Sortez les violons et les communiqués de presse triomphants : l'IA générative va sauver la productivité des développeurs. Sauf que la réalité, comme souvent, ressemble plus à un mauvais trip qu'à une révolution. Une étude passée au crible par Susanoo révèle que le 'tokenmaxxing' – cette course effrénée à faire bouffer le plus de tokens possibles aux LLMs – produit surtout du code plus cher, plus lent et plus merdique à maintenir. La productivité ? Un mirage statistique acheté au prix fort.
Plus de lignes, moins de neurones
Le constat est simple et brutal : les devs assistés par l'IA écrivent jusqu'à 40% de code en plus. Super, non ? Sauf que cette prolifération n'est pas synonyme de valeur. C'est l'inverse. On observe une inflation de fonctions redondantes, de commentaires verbeux générés automatiquement, et de structures alambiquées que le développeur n'aurait jamais pondues de son propre chef. Le LLM, payé à la requête, a tout intérêt à être verbeux. Le résultat ? Une codebase bouffie, plus lente à compiler, plus pénible à naviguer, et qui cache la complexité réelle sous un tapis de tokens.
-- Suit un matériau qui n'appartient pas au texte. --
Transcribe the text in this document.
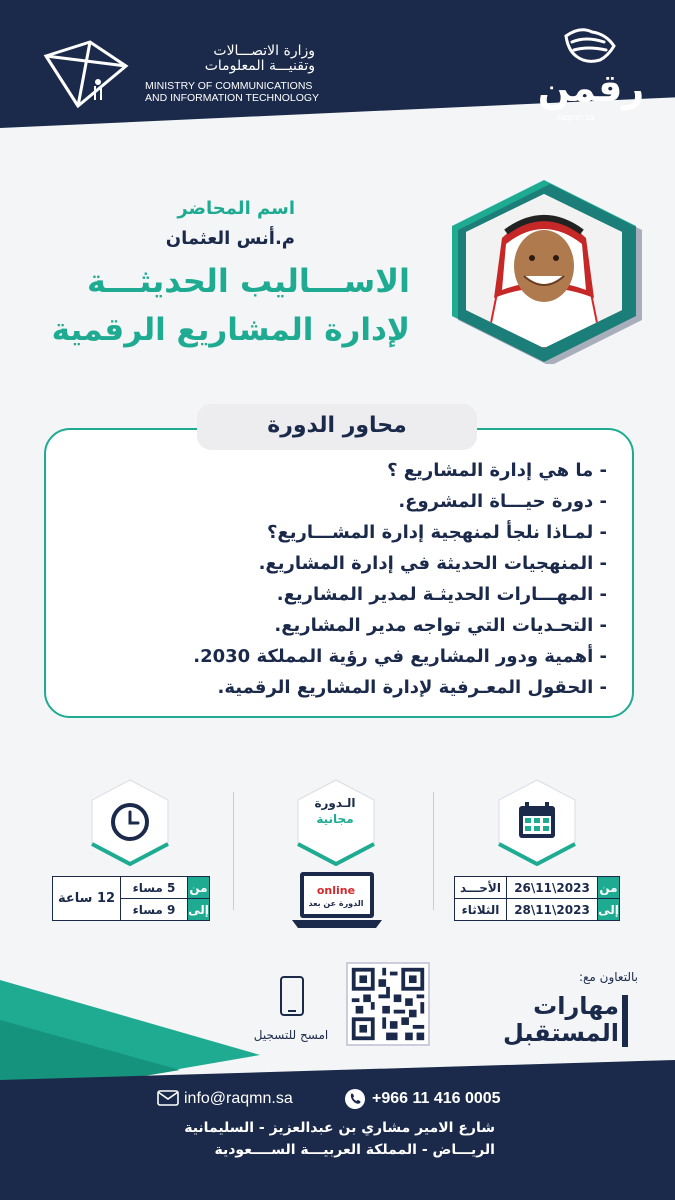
وزارة الاتصـــالات
وتقنيـــة المعلومات
MINISTRY OF COMMUNICATIONS
AND INFORMATION TECHNOLOGY	رقمن
raqmn.sa
اسم المحاضر
م.أنس العثمان
الاســـاليب الحديثـــة
لإدارة المشاريع الرقمية
محاور الدورة
- ما هي إدارة المشاريع ؟
- دورة حيـــاة المشروع.
- لمـاذا نلجأ لمنهجية إدارة المشـــاريع؟
- المنهجيات الحديثة في إدارة المشاريع.
- المهـــارات الحديثـة لمدير المشاريع.
- التحـديات التي تواجه مدير المشاريع.
- أهمية ودور المشاريع في رؤية المملكة 2030.
- الحقول المعـرفية لإدارة المشاريع الرقمية.
الـدورة
مجانية
من	2023\11\26	الأحـــد
إلى	2023\11\28	الثلاثاء
online
الدورة عن بعد
من	5 مساء	12 ساعة
إلى	9 مساء	
امسح للتسجيل
بالتعاون مع:
مهارات
المستقبل
info@raqmn.sa	+966 11 416 0005
شارع الامير مشاري بن عبدالعزيز - السليمانية
الريـــاض - المملكة العربيـــة الســــعودية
La facture cachée du 'réécris-moi ça'
Et c'est là que l'arnaque financière se révèle. Ce code généré en masse n'est pas prêt à l'emploi. Il nécessite un travail de révision, de test et de réécriture massif – un coût que personne ne comptabilise dans les jolis graphiques de 'temps gagné'. Le développeur passe moins de temps à taper, mais plus de temps à déboguer des propositions bancales, à comprendre une logique qu'il n'a pas conçue, et à réparer les failles de sécurité que l'IA a gentiment introduites. La boucle est vicieuse : on génère du code vite fait, on passe des heures à le corriger, et on appelle ça du 'gain de productivité'. Les vendeurs de licences Copilot et Cie rigolent tous le chemin vers la banque.
Qui est le vrai pigeon ? Le dev ou le CTO ?
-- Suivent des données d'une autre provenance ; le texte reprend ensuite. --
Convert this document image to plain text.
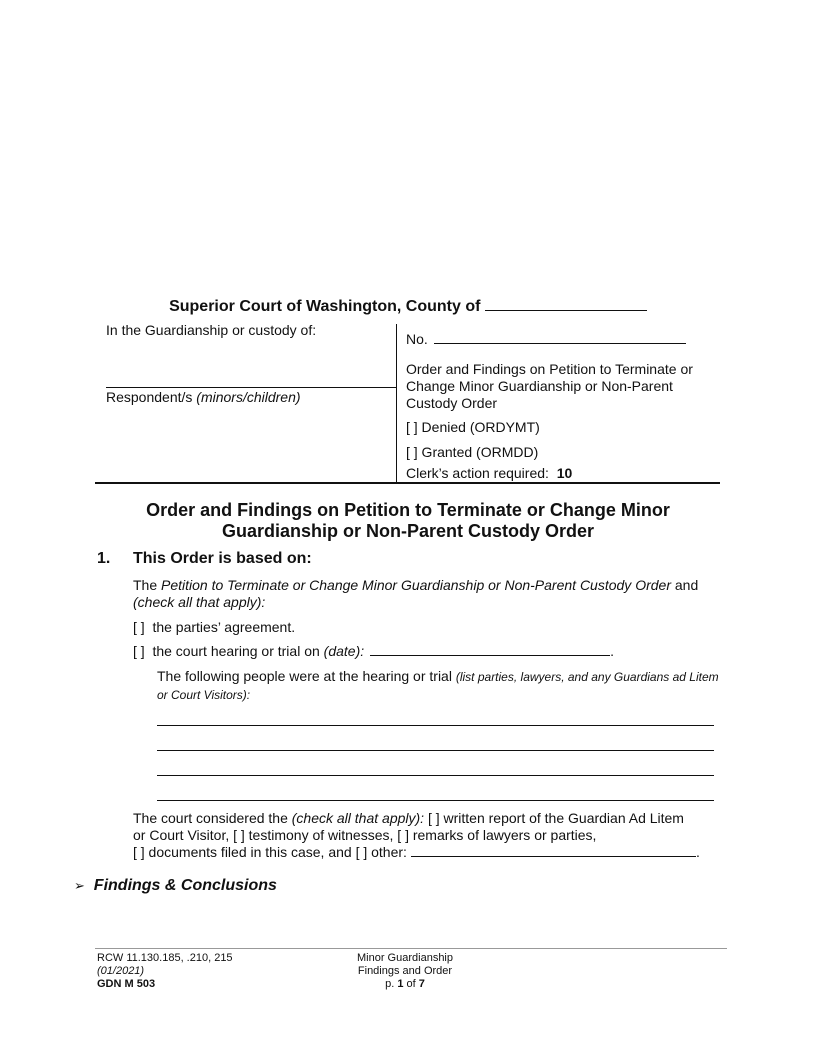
Superior Court of Washington, County of
In the Guardianship or custody of:
Respondent/s (minors/children)
No.
Order and Findings on Petition to Terminate or
Change Minor Guardianship or Non-Parent
Custody Order
[ ] Denied (ORDYMT)
[ ] Granted (ORMDD)
Clerk’s action required: 10
Order and Findings on Petition to Terminate or Change Minor
Guardianship or Non-Parent Custody Order
1. This Order is based on:
The Petition to Terminate or Change Minor Guardianship or Non-Parent Custody Order and
(check all that apply):
[ ] the parties’ agreement.
[ ] the court hearing or trial on (date):	.
The following people were at the hearing or trial (list parties, lawyers, and any Guardians ad Litem
or Court Visitors):
The court considered the (check all that apply): [ ] written report of the Guardian Ad Litem
or Court Visitor, [ ] testimony of witnesses, [ ] remarks of lawyers or parties,
[ ] documents filed in this case, and [ ] other:	.
➢ Findings & Conclusions
RCW 11.130.185, .210, 215
(01/2021)
GDN M 503
Minor Guardianship
Findings and Order
p. 1 of 7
Le tableau d'ensemble est consternant. D'un côté, les développeurs, persuadés d'être surhumains, deviennent les curateurs anxieux d'une intelligence factice. De l'autre, les directions techniques, hypnotisées par les métriques de lignes de code et les promesses vendor, signent des chèques pour une dette technique qui explose. Le seul gagnant est l'écosystème de la hype. Les modèles sont entraînés sur ce code de mauvaise qualité, créant une boucle de rétroaction toxique : des LLMs produisent du mauvais code, qui sert à entraîner les prochains LLMs. Bienvenue dans l'ère de la productivité en toc, où l'on mesure tout sauf l'impact réel.
La conclusion s'impose : le 'tokenmaxxing' n'est pas une pratique d'ingénierie. C'est un symptôme de paresse intellectuelle et de fétichisme technologique. Vouloir remplacer la pensée critique par une autocomplétion hallucinante, c'est se condamner à produire du software obèse, fragile et hors de prix. La prochaine fois qu'un vendeur vous parlera de gains à deux chiffres, demandez-lui le coût total de possession. Et regardez-le détourner le regard.